UKIP leader Nigel Farage yesterday insisted he will play a key role in the campaign against Scottish independence.

We revealed last week that the pro-union Better Together campaign refused to work with UKIP to persuade Scots to vote against independence.

But Farage – fresh from the anti-EU party’s best ever results in the English council elections – has dismissed their snub and will visit Scotland this week to canvas business leaders.

He also vowed to challenge Alex Salmond over his position that an independent Scotland should join the EU.

UKIP were dismissed by David Cameron in 2006 as “fruitcakes, loonies and closet racists” and branded “a collection of clowns” by veteran Tory Ken Clarke last month.

But they had the last laugh when they won 147 seats across local authorities in England and Wales with 25 per cent of the vote in seats contested.

Farage said: “We will campaign in the referendum, as we will in the Scottish Parliament by-election in Aberdeen and the European Parliament elections.

“The debate on Scottish independence has been entirely false. Alex Salmond has never been properly challenged on how can Scotland be independent and be a member of the EU.

“I think the SNP’s case is holed below the water line.”

He said the SNP’s policy was inconsistent. Farage said: “The SNP are happy to substitute one form of government for an ever bigger and more remote form of government, over which they will have very little influence.

“If that happens, you may as well bulldoze the Scottish Parliament and let Herman Van Rompuy, the president of the European Council, run the place.

“You cannot be a democratic, self-governing nation and a member of the EU. You have to choose.

“That is why I think this referendum is the wrong way round. Before we sort out what our constitutional arrangements in the UK are going to be, we should first sort out whether the UK is independent or not.”

Farage said he was confident of UKIP winning seats at the Scottish Parliament election in 2016. He said: “I think the SNP’s position is being dismantled and the European debate is coming to be seen as relevant and pertinent to Scotland.

“On issues such as Scotland’s fishing fleet being closed down and its uplands being vandalised by wind energy just so some rich aristocratic landlords make even more money, UKIP is right and the establishment is wrong.”

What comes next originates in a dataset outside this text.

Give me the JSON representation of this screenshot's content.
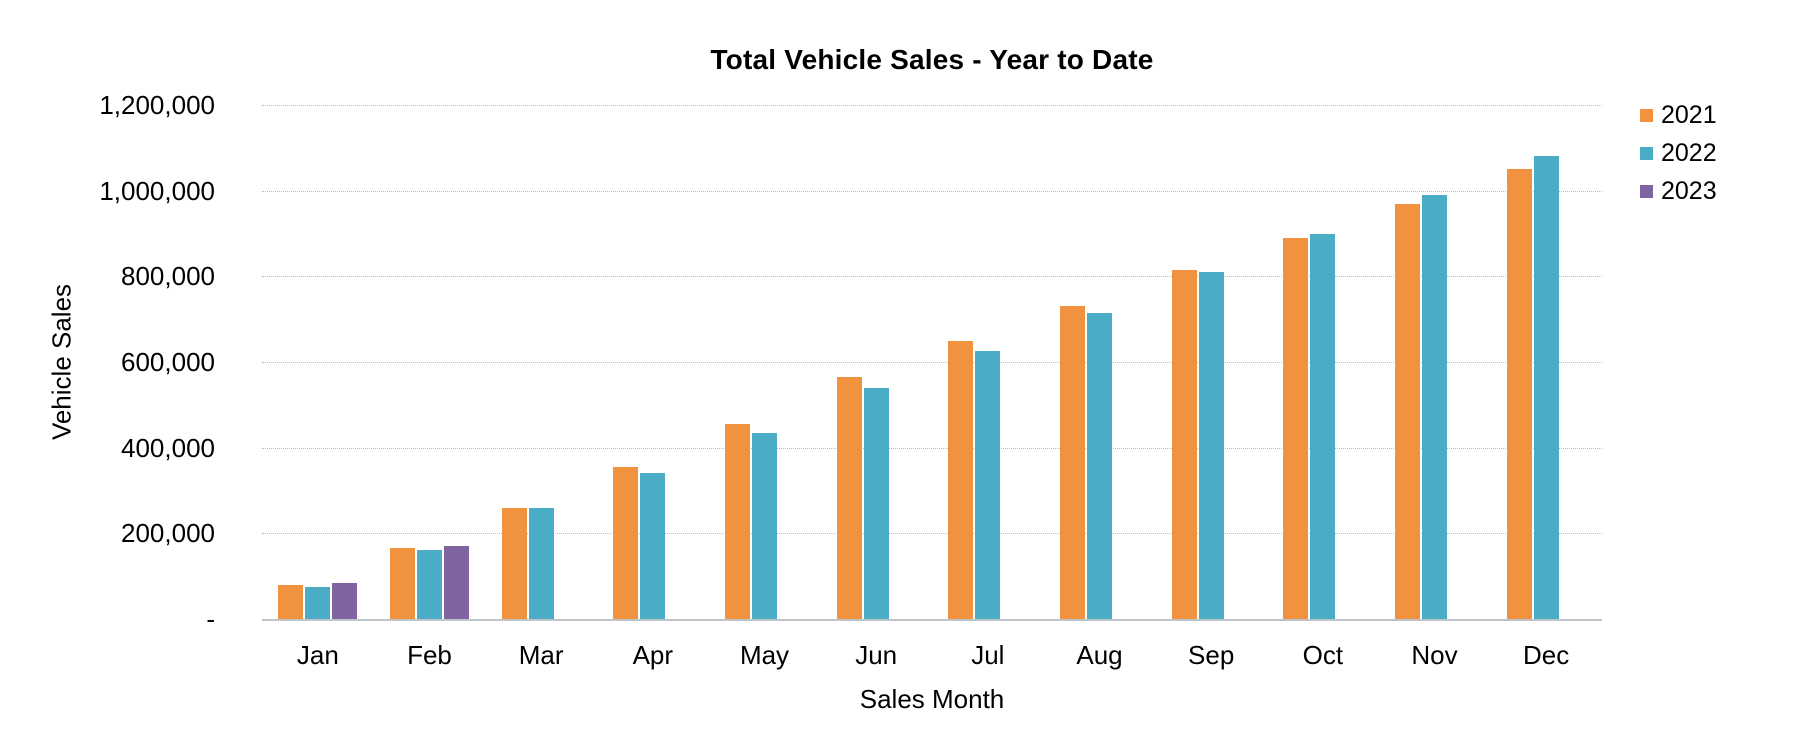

An SNP spokesman said: “As UKIP drag Westminster politics further and further to the right – and far away from Scotland’s values – these ridiculous remarks from Nigel Farage underline exactly why Scotland needs to vote Yes and be an independent country.

“Mr Farage and his colleagues are an embarrassment to the rest of the No campaign. They are also a useful reminder to Scots of the dangers of a No vote in the independence referendum, which could see Scotland dragged to the exit door of the EU against our will.”

A Better Together spokesman said: “Only three parties are part of the official campaign and we’ve no plans to change that.”